Three-Bean Miso Chili
- 2 tablespoons olive oil
- 1 large shallot (or small onion)
- 2 Anaheim Chiles, diced
- Pinch kosher salt
- Ground Black Pepper
- 2 cloves garlic, minced
- 2 tablespoons natural creamy peanut butter
- 1 tablespoon white miso paste
- 2 teaspoons ground cumin
- 1 1 /2 teaspoons ancho Chile powder (or regular chili powder)
- 2 cups chopped kale (or chard)
- 1 15-oz can unsalted Great Northern beans, rinsed and drained
- 1 15-oz can unsalted chickpeas, rinsed and drained
- 1 15-oz can unsalted kidney beans, rinsed and drained
- 5 cups vegetable stock (See Note)
- Yogurt or sour cream for serving (omit if vegan)

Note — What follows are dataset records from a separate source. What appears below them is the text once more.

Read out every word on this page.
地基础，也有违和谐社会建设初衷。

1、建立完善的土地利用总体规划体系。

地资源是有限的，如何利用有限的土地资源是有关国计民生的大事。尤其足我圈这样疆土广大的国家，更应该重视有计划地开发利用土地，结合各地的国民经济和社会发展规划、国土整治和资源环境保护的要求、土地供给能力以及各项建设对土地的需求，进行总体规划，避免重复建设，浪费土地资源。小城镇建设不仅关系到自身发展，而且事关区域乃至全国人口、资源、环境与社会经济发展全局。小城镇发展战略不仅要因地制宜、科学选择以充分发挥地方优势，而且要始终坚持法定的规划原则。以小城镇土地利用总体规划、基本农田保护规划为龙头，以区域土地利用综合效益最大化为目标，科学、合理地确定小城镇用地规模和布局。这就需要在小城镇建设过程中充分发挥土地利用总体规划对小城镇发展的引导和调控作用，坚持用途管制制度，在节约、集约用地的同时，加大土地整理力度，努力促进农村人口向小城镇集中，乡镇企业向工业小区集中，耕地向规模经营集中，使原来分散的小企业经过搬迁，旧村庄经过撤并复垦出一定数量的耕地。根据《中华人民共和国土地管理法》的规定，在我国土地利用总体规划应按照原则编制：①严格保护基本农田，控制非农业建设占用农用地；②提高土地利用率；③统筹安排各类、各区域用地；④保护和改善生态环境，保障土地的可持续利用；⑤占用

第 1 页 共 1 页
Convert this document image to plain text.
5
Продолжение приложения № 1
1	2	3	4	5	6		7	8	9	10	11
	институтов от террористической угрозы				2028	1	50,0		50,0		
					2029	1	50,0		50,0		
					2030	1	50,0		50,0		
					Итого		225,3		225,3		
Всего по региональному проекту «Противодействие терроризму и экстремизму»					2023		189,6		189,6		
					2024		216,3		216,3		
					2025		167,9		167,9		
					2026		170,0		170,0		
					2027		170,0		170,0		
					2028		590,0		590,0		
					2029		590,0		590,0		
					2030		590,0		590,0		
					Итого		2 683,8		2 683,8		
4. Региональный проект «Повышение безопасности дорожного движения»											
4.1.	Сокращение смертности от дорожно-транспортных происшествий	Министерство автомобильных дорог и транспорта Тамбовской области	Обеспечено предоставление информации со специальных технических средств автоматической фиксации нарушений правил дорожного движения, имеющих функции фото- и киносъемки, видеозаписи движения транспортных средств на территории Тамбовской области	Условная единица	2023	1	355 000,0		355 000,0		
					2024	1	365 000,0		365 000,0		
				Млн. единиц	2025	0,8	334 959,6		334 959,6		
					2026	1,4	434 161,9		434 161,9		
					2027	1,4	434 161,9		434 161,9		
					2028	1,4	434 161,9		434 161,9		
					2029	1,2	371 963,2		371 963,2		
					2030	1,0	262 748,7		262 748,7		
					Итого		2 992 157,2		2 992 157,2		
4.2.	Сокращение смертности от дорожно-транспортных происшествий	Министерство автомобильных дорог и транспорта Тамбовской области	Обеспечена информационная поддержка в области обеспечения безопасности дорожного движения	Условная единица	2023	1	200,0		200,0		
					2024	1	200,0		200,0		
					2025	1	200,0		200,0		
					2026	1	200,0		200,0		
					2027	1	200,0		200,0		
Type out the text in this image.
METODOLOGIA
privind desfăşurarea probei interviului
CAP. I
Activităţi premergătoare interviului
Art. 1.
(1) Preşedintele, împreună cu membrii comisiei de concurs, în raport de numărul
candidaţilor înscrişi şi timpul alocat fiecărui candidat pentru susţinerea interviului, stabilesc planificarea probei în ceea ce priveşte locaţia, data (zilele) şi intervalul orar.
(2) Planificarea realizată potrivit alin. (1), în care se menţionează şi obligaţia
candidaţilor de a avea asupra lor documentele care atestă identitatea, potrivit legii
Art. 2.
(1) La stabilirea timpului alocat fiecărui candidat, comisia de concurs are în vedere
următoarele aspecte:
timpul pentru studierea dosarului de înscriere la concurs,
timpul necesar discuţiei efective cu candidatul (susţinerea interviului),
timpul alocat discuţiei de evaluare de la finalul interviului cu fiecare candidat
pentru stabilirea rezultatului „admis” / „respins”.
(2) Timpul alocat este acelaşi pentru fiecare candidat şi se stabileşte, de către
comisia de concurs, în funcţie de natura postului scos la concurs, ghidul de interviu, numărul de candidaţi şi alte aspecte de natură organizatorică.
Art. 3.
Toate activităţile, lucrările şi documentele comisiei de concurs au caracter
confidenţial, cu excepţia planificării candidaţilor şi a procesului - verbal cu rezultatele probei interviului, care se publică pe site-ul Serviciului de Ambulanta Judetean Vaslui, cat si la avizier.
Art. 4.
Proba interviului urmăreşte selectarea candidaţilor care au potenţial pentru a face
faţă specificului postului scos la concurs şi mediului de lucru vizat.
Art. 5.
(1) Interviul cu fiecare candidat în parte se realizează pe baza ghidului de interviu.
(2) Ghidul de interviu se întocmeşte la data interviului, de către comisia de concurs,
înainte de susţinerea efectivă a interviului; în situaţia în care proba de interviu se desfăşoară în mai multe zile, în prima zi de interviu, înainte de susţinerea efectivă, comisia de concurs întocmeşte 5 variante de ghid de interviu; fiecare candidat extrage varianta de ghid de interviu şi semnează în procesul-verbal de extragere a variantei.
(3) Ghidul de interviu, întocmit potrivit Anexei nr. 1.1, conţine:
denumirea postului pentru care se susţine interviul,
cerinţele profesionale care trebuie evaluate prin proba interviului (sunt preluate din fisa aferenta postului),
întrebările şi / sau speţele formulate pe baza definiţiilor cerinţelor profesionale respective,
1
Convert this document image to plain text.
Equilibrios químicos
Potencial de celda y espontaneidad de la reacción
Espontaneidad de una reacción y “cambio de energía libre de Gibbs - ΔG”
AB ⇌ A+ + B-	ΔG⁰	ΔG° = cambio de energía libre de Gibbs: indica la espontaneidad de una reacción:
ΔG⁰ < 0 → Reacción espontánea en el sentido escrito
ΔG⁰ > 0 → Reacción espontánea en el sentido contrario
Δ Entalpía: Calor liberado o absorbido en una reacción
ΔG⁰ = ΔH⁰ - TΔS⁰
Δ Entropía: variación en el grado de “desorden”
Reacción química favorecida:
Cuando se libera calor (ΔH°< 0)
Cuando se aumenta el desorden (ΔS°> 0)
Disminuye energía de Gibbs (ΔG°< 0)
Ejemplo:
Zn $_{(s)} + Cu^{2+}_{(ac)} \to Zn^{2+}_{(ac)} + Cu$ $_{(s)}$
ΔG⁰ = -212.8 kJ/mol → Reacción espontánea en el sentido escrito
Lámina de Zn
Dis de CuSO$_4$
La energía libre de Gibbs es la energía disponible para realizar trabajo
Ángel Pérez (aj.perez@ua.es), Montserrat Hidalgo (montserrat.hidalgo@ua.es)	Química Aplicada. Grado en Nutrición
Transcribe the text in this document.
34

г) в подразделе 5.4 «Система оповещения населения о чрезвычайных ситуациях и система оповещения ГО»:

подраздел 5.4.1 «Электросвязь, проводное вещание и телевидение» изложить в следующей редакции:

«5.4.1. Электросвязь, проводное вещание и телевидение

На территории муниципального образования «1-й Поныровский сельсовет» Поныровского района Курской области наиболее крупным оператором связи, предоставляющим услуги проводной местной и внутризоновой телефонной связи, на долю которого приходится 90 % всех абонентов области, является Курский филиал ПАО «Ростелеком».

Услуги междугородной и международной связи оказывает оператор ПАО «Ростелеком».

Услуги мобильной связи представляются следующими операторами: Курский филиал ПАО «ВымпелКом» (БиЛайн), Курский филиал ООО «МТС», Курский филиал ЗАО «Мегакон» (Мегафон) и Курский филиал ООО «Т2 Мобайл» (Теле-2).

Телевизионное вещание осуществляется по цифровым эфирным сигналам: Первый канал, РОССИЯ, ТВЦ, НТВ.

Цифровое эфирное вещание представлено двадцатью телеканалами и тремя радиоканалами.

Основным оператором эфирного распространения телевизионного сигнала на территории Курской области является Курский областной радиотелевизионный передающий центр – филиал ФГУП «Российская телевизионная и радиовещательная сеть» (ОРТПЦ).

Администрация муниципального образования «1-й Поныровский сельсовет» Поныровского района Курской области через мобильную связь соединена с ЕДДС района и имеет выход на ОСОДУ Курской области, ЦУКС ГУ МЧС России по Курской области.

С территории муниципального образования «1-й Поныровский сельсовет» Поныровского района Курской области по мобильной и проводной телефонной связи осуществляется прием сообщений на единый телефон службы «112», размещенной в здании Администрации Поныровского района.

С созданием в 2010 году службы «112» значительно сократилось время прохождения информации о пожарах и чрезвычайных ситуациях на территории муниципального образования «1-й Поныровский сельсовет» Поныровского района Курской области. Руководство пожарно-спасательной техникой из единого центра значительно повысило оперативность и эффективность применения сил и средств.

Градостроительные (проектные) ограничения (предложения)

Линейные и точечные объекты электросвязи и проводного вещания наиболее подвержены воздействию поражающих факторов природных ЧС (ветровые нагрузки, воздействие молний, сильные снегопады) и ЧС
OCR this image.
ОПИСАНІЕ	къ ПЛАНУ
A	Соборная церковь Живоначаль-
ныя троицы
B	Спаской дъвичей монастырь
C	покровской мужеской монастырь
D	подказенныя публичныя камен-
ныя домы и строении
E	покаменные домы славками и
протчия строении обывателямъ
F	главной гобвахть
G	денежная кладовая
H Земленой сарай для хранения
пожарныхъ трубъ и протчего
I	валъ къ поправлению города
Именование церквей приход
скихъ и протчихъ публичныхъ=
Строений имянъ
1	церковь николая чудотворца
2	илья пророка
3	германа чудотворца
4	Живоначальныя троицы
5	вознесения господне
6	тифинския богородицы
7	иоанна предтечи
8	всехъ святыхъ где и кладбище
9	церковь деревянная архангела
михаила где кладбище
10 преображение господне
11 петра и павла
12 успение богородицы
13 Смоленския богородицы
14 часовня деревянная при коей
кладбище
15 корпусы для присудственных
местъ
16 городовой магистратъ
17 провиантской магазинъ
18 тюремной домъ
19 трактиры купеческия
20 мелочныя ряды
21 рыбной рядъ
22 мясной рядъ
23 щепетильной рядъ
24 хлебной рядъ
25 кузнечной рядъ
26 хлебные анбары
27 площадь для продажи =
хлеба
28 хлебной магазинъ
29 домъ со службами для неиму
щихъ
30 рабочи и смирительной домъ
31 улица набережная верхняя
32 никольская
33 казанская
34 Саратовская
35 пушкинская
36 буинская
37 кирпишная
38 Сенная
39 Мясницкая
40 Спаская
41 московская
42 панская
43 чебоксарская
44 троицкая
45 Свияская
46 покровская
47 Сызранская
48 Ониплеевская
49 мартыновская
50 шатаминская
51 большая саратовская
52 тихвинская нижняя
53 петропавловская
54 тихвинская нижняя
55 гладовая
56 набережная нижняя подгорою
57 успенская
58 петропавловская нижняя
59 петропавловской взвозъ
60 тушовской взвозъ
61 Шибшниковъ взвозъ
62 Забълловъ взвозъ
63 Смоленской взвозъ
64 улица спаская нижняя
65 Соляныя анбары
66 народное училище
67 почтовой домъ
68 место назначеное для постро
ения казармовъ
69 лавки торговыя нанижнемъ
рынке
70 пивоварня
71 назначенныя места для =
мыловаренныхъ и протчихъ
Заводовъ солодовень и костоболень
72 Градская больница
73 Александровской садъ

- Avocado slices for serving
Heat the olive oil over medium heat in a pot. Add the shallot, Anaheim chiles, salt and black pepper and cook until the vegetables have softened, three to four minutes. Stir to prevent burning. Add the garlic, peanut butter, miso paste, cumin and ancho chili powder and cook for one minute, stirring constantly.
Add the beans, kale and stock and turn up the heat to high. Bring to a boil then reduce the heat to medium-low heat and simmer for about 30 minutes. Adjust for seasoning, ladle into bowls and add your toppings serve.
Stock: The original recipe is vegan but I use a combination of Swanson’s Low Sodium Chicken Broth and Imagine Organic Free-Range Low Sodium Chicken Broth for this recipe. Use your favorite vegetable stock.
Original Recipe: The original recipe from Cooking Light uses one cup less stock, has no kale, uses 2 tbsp poblano chiles instead of the two Anaheim chiles here, chili powder instead of ancho chile powder and 1 1/2 tablespoons miso paste. Adjust to suit your taste.